The Harvard Business Review named the Balanced Scorecard one of the 75 most influential ideas of the 20th century, and metrics are still one of the hottest topics in business. But how exactly does one create a scorecard? Perhaps more important, how can scorecard results be used to improve employee motivation, product quality, customer satisfaction, or other critical components of a business?
This one-stop handbook gives managers who have been charged with creating metric scorecards techniques that will make them truly effective.

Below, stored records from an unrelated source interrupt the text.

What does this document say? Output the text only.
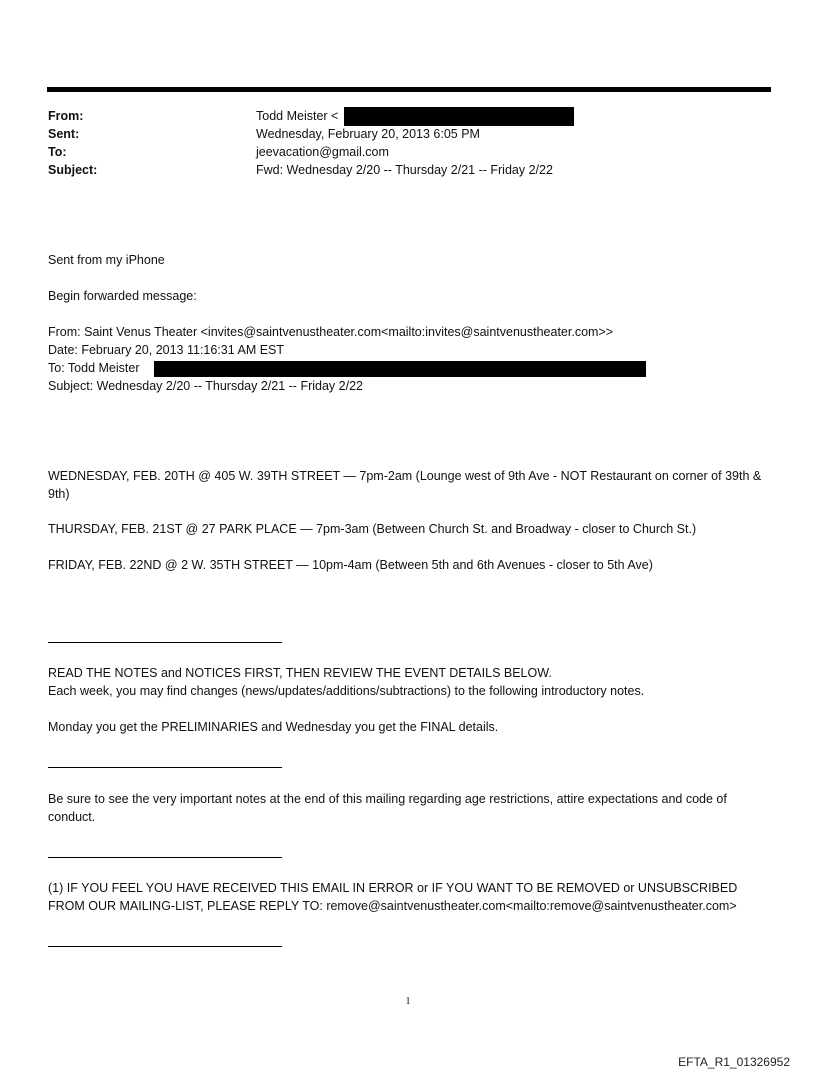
From:
Sent:
To:
Subject:
Todd Meister <
Wednesday, February 20, 2013 6:05 PM
jeevacation@gmail.com
Fwd: Wednesday 2/20 -- Thursday 2/21 -- Friday 2/22
Sent from my iPhone
Begin forwarded message:
From: Saint Venus Theater <invites@saintvenustheater.com<mailto:invites@saintvenustheater.com>>
Date: February 20, 2013 11:16:31 AM EST
To: Todd Meister
Subject: Wednesday 2/20 -- Thursday 2/21 -- Friday 2/22
WEDNESDAY, FEB. 20TH @ 405 W. 39TH STREET — 7pm-2am (Lounge west of 9th Ave - NOT Restaurant on corner of 39th & 9th)
THURSDAY, FEB. 21ST @ 27 PARK PLACE — 7pm-3am (Between Church St. and Broadway - closer to Church St.)
FRIDAY, FEB. 22ND @ 2 W. 35TH STREET — 10pm-4am (Between 5th and 6th Avenues - closer to 5th Ave)
READ THE NOTES and NOTICES FIRST, THEN REVIEW THE EVENT DETAILS BELOW.
Each week, you may find changes (news/updates/additions/subtractions) to the following introductory notes.
Monday you get the PRELIMINARIES and Wednesday you get the FINAL details.
Be sure to see the very important notes at the end of this mailing regarding age restrictions, attire expectations and code of conduct.
(1) IF YOU FEEL YOU HAVE RECEIVED THIS EMAIL IN ERROR or IF YOU WANT TO BE REMOVED or UNSUBSCRIBED FROM OUR MAILING-LIST, PLEASE REPLY TO: remove@saintvenustheater.com<mailto:remove@saintvenustheater.com>
1
EFTA_R1_01326952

Written for managers who want/need to create and use scorecards, Metrics 2.0: Creating Scorecards for High-Performance Work Teams and Organizations provides a unique perspective on this vital management tool. Focusing on performance improvement, it describes the intellectual foundation behind scorecards and demonstrates how metrics can be used to enhance feedback, motivation, and employee engagement.
The book offers a background primer on statistics and research methods, outlining the basics of metrics such as attributes, scope of measures, and levels of analysis to help managers understand what should go into the scorecard and why. Key techniques for using scorecards are showcased and step-by-step guidance on creating metric scorecards for teams, departments, and entire organizations is provided, including specialized situations such as customer service measurement or monitoring off-site performance. Finally, managers are taught how to analyze results intelligently and translate metrics into effective operational practices. Extensive running examples address both service and manufacturing metrics and each chapter ends with a set of learning objectives.
Features
• Includes a statistics chapter with an expanded discussion of power analysis and a reprint of Cohen's classic power charts
• Offers a conceptualization section in each chapter that provides a vocabulary of metric terms
• Presents an expanded discussion of Katz and Kahn's properties of an open system
• Provides a description of how generic system theory concepts can be applied to the workplace
• An extensive reference section with a step-by-step summary helps managers put it all together
Highlights
• Provides first-level managers explicit instructions for creating scorecards that drive inward motivation and outward results in such areas as quality, customer service, performance appraisals, and productivity
• Ties metrics to actual practices that improve results, including feedback, motivation, and engagement
• Can be used by managers at all levels and by organizational development personnel and consultants
• Gives managers background information they often cannot get elsewhere, such as chapters on measurement and statistics
Ruth A. Huwe is a full-time lecturer in the Department of Management and Organization Studies at the University of Washington, Seattle, WA. She has taught metrics as an MBA elective at the University of Washington’s Foster School of Business and to hundreds of corporate work teams—including 196 teams at Boeing.